More Risk Aversion Lends Support to Dollar

October 8, 2018

The dollar has risen today by 0.8% against the Chinese yuan, 0.6% relative to sterling, 0.4% versus the euro, 0.3% vis-a-vis the loonie, and 0.1% against the Swiss franc and Mexican peso.

Japan (Sports Day) and Canada (Thanksgiving) are observing holiday closures, but China reopened for business following a one-week observance of the Communist Revolution of 1949.

Share prices in the Pacific Rim plunged 3.7% in China, 1.8% in Hong Kong and 1.4% in Australia. There were also drops of 0.6% in South Korea and Taiwan and 0.9% in New Zealand and Singapore. Markets in Europe have so far fallen 1.9% in Greece, 2.2% in Italy, 0.9% in France, 0.8% in Germany and Switzerland, and 0.5% in the U.K. and Spain.

The 10-year Italian sovereign debt yield jumped 16 basis points and is near a 4-1/2 year peak. Its Greek counterpart rose nearly as much (14 basis points). 10-year sovereign debt yield declines of 4 basis points in Germany and 3 bps in France and Great Britain further contributed to widening long-term interest rate differentials.

Commodity prices reflect the latest tide of risk aversion. WTI oil is down 1.3% at $73.38, while Comex gold fell 0.7% to $1,197.30 per troy ounce.

Several factors are encouraging investors to be risk averse.

  • An intensifying dispute between the Italian government and the EU over Italy’s fiscal policy.
  • Worries that Chinese growth will slow because of a trade war. Chinese foreign exchange reserves fell $22.7 billion last month, most in 7 months, and officials at the Peoples Bank of China injected fresh liquidity via a lower reserve requirement in hopes of encouraging more bank lending.
  • Britain is running out of time to negotiate Brexit, and this issue is dividing the country’s political cohesion.
  • The Kavanaugh confirmation was a huge win for President Trump. The Republicans are playing a weak hand masterfully, proving that democracy governments do not necessarily deliver policies that majorities prefer. With each political win, Trump will be emboldened to pursue his agenda of divide and conquer both domestically and in foreign policy. Trade tensions will swell.

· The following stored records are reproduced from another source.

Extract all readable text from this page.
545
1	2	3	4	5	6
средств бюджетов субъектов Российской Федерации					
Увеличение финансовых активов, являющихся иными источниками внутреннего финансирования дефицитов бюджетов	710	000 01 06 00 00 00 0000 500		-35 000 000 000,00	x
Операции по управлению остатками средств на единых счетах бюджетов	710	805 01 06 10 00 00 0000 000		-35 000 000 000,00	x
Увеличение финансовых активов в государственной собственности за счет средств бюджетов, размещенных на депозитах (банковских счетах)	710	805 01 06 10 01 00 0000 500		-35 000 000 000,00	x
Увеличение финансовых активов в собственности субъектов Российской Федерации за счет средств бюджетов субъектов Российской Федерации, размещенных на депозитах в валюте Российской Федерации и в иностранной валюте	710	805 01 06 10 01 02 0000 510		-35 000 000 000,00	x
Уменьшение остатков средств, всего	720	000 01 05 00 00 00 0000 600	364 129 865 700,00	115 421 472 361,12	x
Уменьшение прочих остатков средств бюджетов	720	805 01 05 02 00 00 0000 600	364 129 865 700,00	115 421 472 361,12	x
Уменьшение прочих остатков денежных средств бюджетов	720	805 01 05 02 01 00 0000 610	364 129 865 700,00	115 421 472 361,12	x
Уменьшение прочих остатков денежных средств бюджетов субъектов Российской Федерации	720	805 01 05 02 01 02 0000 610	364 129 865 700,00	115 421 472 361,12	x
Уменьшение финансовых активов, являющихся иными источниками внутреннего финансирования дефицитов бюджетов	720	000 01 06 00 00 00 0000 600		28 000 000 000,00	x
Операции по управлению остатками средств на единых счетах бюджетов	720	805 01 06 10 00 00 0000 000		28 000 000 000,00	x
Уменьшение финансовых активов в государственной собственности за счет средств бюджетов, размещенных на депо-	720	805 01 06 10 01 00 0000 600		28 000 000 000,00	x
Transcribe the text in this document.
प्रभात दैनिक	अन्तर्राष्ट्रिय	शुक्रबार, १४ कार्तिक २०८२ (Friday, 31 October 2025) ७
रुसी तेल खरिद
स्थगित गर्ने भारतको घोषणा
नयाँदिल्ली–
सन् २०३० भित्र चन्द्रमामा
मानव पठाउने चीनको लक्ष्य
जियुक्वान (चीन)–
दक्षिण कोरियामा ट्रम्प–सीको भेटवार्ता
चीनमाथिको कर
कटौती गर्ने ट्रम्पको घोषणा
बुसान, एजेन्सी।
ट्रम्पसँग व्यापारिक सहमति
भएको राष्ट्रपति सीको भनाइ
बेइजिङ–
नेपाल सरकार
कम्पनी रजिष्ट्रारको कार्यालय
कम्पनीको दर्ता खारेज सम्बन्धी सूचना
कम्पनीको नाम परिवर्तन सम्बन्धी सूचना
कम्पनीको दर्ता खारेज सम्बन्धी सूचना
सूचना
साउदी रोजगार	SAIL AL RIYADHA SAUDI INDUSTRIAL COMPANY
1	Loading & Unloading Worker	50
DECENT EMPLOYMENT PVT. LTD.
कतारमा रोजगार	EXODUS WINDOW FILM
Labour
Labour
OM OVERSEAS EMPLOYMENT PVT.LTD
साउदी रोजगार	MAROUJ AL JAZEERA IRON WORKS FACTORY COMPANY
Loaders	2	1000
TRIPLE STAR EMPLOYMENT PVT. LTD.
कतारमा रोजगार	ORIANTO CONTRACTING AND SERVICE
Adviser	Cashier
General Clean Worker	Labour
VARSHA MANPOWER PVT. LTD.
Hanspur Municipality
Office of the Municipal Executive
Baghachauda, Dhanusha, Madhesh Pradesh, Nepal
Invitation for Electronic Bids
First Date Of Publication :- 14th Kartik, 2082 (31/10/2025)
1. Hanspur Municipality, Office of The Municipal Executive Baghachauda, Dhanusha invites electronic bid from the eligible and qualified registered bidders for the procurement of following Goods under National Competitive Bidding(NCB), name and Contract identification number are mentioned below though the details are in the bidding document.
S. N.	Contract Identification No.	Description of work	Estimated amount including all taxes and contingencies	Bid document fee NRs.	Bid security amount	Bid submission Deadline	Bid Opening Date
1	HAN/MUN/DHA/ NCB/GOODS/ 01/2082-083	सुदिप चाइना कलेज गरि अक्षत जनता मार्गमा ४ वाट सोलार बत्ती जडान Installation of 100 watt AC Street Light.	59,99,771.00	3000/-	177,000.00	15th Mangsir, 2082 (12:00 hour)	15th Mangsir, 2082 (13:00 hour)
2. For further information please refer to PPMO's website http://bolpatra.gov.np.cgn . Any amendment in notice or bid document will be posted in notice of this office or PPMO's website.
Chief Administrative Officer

The Sentix measure of investor sentiment toward the euro area slid to a 4-month low in October of 11.4 from a reading of 12.0 in September and 32.9 at the start of 2018.

German industrial production recorded a second straight month-on-month decline in August, falling 0.3% after July’s slide of 1.3%. Production was 0.1% lower than in August 2017, compared to a 6.1% on-year increase recorded last January.

Ireland’s construction purchasing managers index dropped 2.1 points to an 11-month low in September of 56.2, which still highlights a decent pace of improving operating conditions.

Czech industrial production and retail sales posted monthly advances and also were 1.9% and 4.2% higher than a year earlier in August. Norwegian industrial production climbed 2.3% between August 2017 and August 2018.

French business sentiment improved last month according to the Bank of France in manufacturing, services and construction. Confidence among manufacturers hit a 7-month high.

Russian CPI inflation accelerated 0.3 percentage points to a 14-month high in September of 3.4%. That compares with 2.3% just 3 months earlier.

Swiss unemployment edged down 0.1 percentage point as expected to 2.5% in September on a seasonally adjusted basis.

China’s services PMI rebounded 1.6 points to a 3-month high of 53.1 in September but an 11-month low in that economy’s manufacturing PMI limited the composite PMI’s improvement to just 0.1 point. At 52.1, such was still down from 53.0 at mid-year.

Officials at the National Bank of Serbia’s Executive Board agreed to hold their benchmark interest rate at 3.0%. Such was last changed back in April when the second of two back-to-back 25-basis point easings was engineered. 2017 and 2016 each also experienced 50 basis points of rate reduction. A released statement highlighted several external risks that warrant policy caution: volatile oil prices, further likely Fed tightening, the end of ECB bond buying, and world protectionism.

The Bank of Israel is also conducting a policy review today and expected to keep its interest rate steady at 0.1%.